Educate your admitters on new insurance rules
Educate your admitters on new insurance rules
Some provisions take effect June 1
Important new protections allowing millions of workers to get and maintain health insurance if they change or lose their jobs will add another twist to the myriad rules admitters must keep in mind while registering patients.
The good news for hospitals is that some patients who might otherwise fall into the self-pay and often uncollectible category will find it easier to remain insured.
Access managers should be aware of the new provisions, which will be phased in beginning June 1, and educate their staffs accordingly, advises Jack Duffy, director of patient financial services for ScrippsHealth in San Diego.
Announced by the departments of Health and Human Services (HHS), Labor, and Treasury, the regulations are the first steps in implementing key provisions of the Health Insurance Portability and Accountability Act of 1996 (HIPAA), which President Clinton signed into law Aug. 21, 1996. The regulations focus on limiting exclusions for pre-existing medical conditions, prohibiting discrimination against employees and dependents based on their health status, guaranteeing availability of health insurance to small employers, and guaranteeing renewability of insurance to all employers regardless of size.
Certificates will be issued
The provisions are required to be phased in before June 30, 1998. Exact dates will depend on when insurers’ new plan years begin and on insurance-related changes that states might make.
The first provision was issued jointly by HHS and the departments of Labor and Treasury.
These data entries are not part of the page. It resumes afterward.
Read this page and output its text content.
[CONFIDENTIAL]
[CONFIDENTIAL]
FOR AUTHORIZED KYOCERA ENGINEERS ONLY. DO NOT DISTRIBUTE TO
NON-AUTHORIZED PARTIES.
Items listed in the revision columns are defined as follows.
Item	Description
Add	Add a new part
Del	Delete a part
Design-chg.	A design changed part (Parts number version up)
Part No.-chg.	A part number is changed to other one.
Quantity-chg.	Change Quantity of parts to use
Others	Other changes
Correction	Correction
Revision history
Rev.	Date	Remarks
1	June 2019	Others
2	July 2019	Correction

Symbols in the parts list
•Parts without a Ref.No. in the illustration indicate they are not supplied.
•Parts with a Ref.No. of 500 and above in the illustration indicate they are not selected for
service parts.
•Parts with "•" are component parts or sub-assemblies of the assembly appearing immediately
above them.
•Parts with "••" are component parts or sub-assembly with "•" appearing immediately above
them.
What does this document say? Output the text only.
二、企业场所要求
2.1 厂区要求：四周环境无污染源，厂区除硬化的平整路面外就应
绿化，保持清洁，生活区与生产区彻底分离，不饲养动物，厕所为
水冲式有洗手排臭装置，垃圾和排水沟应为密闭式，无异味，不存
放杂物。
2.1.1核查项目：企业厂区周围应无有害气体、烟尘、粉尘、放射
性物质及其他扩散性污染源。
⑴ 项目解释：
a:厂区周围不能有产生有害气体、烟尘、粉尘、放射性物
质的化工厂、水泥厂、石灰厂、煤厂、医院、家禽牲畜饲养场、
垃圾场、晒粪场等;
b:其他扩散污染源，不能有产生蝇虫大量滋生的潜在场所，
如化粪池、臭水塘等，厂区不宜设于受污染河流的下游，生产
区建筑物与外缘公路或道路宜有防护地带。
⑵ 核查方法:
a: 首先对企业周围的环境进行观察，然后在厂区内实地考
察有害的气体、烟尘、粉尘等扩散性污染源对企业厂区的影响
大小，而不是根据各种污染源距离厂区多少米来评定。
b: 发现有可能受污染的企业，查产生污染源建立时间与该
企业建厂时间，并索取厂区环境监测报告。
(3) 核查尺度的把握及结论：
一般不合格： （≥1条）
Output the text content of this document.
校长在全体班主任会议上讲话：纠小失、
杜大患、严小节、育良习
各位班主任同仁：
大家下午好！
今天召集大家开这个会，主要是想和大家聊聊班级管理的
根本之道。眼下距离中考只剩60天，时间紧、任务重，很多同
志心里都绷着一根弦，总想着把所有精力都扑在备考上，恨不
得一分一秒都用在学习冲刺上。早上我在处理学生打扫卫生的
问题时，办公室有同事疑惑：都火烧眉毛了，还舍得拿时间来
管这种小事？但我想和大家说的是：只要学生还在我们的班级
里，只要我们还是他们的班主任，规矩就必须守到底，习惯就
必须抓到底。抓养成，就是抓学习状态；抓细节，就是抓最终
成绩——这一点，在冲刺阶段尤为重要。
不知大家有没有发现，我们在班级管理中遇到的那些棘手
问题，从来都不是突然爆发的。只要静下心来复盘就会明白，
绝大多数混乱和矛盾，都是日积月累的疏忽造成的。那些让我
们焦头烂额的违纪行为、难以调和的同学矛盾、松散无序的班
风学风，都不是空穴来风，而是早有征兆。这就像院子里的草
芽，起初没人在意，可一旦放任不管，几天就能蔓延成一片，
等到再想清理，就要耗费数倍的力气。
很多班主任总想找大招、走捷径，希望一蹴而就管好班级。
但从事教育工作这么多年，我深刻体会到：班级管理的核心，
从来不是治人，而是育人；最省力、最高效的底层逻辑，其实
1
It applies to the group health insurance market and details how an individual’s previous health coverage is counted and documented when changing to a new plan or policy.
Under HIPAA, employees and their dependents will be issued "certificates of creditable coverage" by their current plan or policy when they cease coverage. Admitters should be familiar with these certificates, Duffy notes, suggesting that professional organizations might want to lead the effort to educate their members on what the certificate looks like and what it means.
Other issues that might surface include policies hospitals might establish regarding paying patients’ insurance premiums, if necessary, to continue their coverage a practice that some institutions followed in connection with COBRA insurance regulations, Duffy says.
"How does this compare to COBRA?" he asks. "Are there ethical and legal guidelines that come into play?"
The first regulation interprets HIPAA provisions that limit how long coverage and payment limits can be imposed because of a pre-existing condition and prohibit discrimination in group health insurance based on health status. The law does not, however, regulate the premiums of an individual employer’s plan, which remain subject to state law.
Another regulation, to be administered by the Health Care Financing Administration (HCFA) in conjunction with the states, details protections in the individual health insurance market for eligible individuals who lose group coverage and seek insurance in the individual market.
"Implementation of these provisions requires HCFA to develop a new level of partnership with the states in relationship to state regulation of health insurance," HCFA Administrator Bruce C. Vladeck said in a statement. "This increased cooperation is consistent with our commitment to improve access to health insurance for all Americans."